Re: [PATCH] memcg: sync flush only if periodic flush is delayed
From: Shakeel Butt
Date: Sun Mar 06 2022 - 22:06:53 EST
On Sun, Mar 6, 2022 at 6:44 PM Andrew Morton <akpm@xxxxxxxxxxxxxxxxxxxx> wrote:
>
> On Fri, 4 Mar 2022 18:40:40 +0000 Shakeel Butt <shakeelb@xxxxxxxxxx> wrote:
>
> > Daniel Dao has reported [1] a regression on workloads that may trigger
> > a lot of refaults (anon and file). The underlying issue is that flushing
> > rstat is expensive. Although rstat flush are batched with (nr_cpus *
> > MEMCG_BATCH) stat updates, it seems like there are workloads which
> > genuinely do stat updates larger than batch value within short amount of
> > time. Since the rstat flush can happen in the performance critical
> > codepaths like page faults, such workload can suffer greatly.
> >
> > This patch fixes this regression by making the rstat flushing
> > conditional in the performance critical codepaths. More specifically,
> > the kernel relies on the async periodic rstat flusher to flush the stats
> > and only if the periodic flusher is delayed by more than twice the
> > amount of its normal time window then the kernel allows rstat flushing
> > from the performance critical codepaths.
> >
> > Now the question: what are the side-effects of this change? The worst
> > that can happen is the refault codepath will see 4sec old lruvec stats
> > and may cause false (or missed) activations of the refaulted page which
> > may under-or-overestimate the workingset size. Though that is not very
> > concerning as the kernel can already miss or do false activations.
> >
> > There are two more codepaths whose flushing behavior is not changed by
> > this patch and we may need to come to them in future. One is the
> > writeback stats used by dirty throttling and second is the deactivation
> > heuristic in the reclaim. For now keeping an eye on them and if there is
> > report of regression due to these codepaths, we will reevaluate then.
> >
> > --- a/mm/memcontrol.c
> > +++ b/mm/memcontrol.c
> >
> > ...
> >
> > @@ -648,10 +652,16 @@ void mem_cgroup_flush_stats(void)

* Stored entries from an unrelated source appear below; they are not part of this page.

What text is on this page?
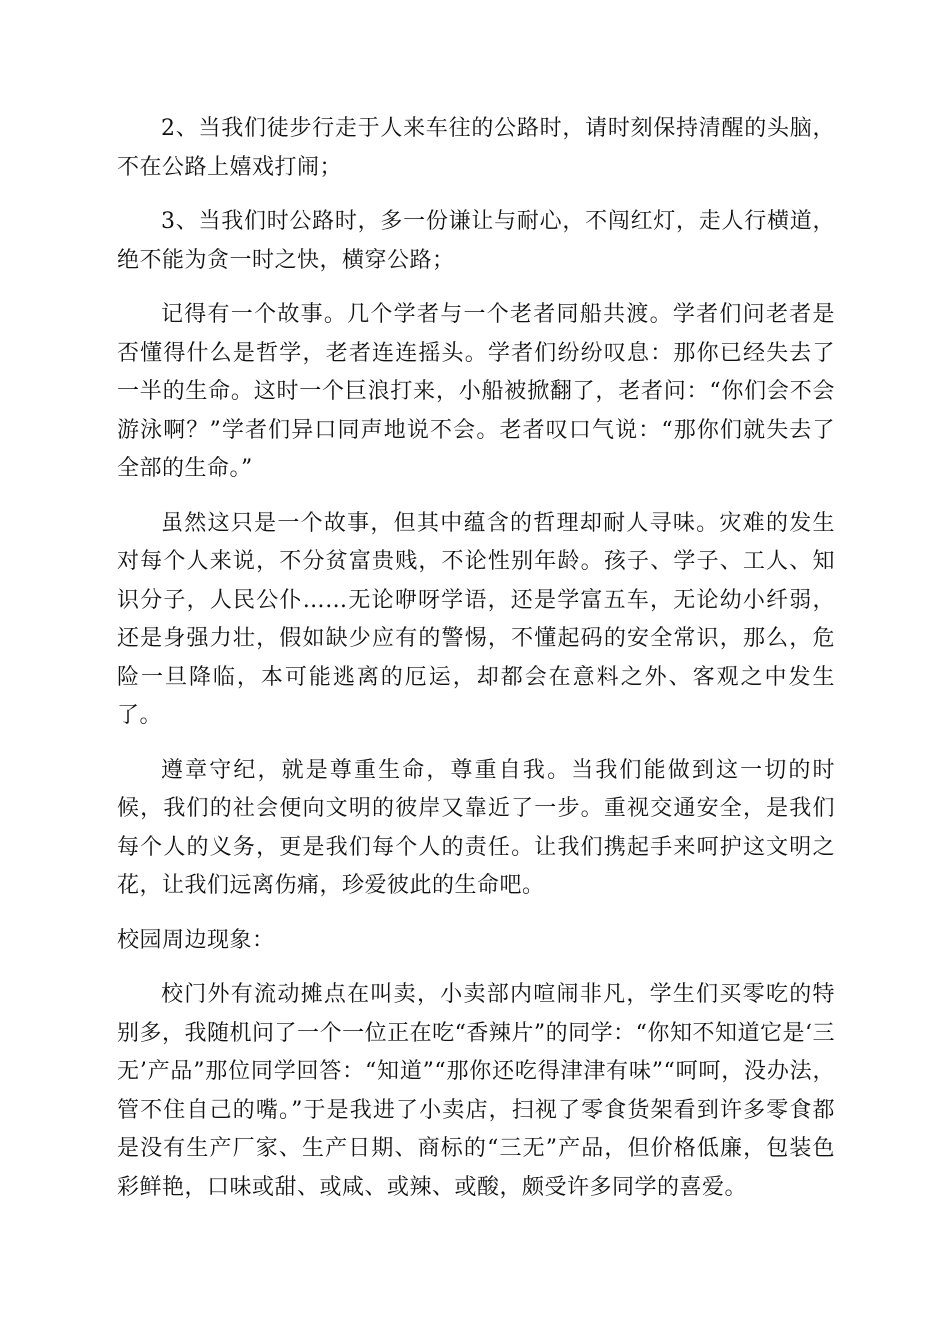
2、当我们徒步行走于人来车往的公路时，请时刻保持清醒的头脑，不在公路上嬉戏打闹；

3、当我们时公路时，多一份谦让与耐心，不闯红灯，走人行横道，绝不能为贪一时之快，横穿公路；

记得有一个故事。几个学者与一个老者同船共渡。学者们问老者是否懂得什么是哲学，老者连连摇头。学者们纷纷叹息：那你已经失去了一半的生命。这时一个巨浪打来，小船被掀翻了，老者问：“你们会不会游泳啊？”学者们异口同声地说不会。老者叹口气说：“那你们就失去了全部的生命。”

虽然这只是一个故事，但其中蕴含的哲理却耐人寻味。灾难的发生对每个人来说，不分贫富贵贱，不论性别年龄。孩子、学子、工人、知识分子，人民公仆……无论咿呀学语，还是学富五车，无论幼小纤弱，还是身强力壮，假如缺少应有的警惕，不懂起码的安全常识，那么，危险一旦降临，本可能逃离的厄运，却都会在意料之外、客观之中发生了。

遵章守纪，就是尊重生命，尊重自我。当我们能做到这一切的时候，我们的社会便向文明的彼岸又靠近了一步。重视交通安全，是我们每个人的义务，更是我们每个人的责任。让我们携起手来呵护这文明之花，让我们远离伤痛，珍爱彼此的生命吧。

校园周边现象：

校门外有流动摊点在叫卖，小卖部内喧闹非凡，学生们买零吃的特别多，我随机问了一个一位正在吃“香辣片”的同学：“你知不知道它是‘三无’产品”那位同学回答：“知道”“那你还吃得津津有味”“呵呵，没办法，管不住自己的嘴。”于是我进了小卖店，扫视了零食货架看到许多零食都是没有生产厂家、生产日期、商标的“三无”产品，但价格低廉，包装色彩鲜艳，口味或甜、或咸、或辣、或酸，颇受许多同学的喜爱。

> > __mem_cgroup_flush_stats();
> > }
> >
> > +void mem_cgroup_flush_stats_delayed(void)
> > +{
> > + if (rstat_flush_time && time_after64(jiffies_64, flush_next_time))
>
> rstat_flush_time isn't defined for me and my googling indicates this is
> the first time the symbol has been used in the history of the world.
> I'm stumped.
>
Oh sorry about that. I thought I renamed all instances of
"rstat_flush_time" to "flush_next_time" before sending out the email.
Please just remove "rstat_flush_time &&" from the if-condition.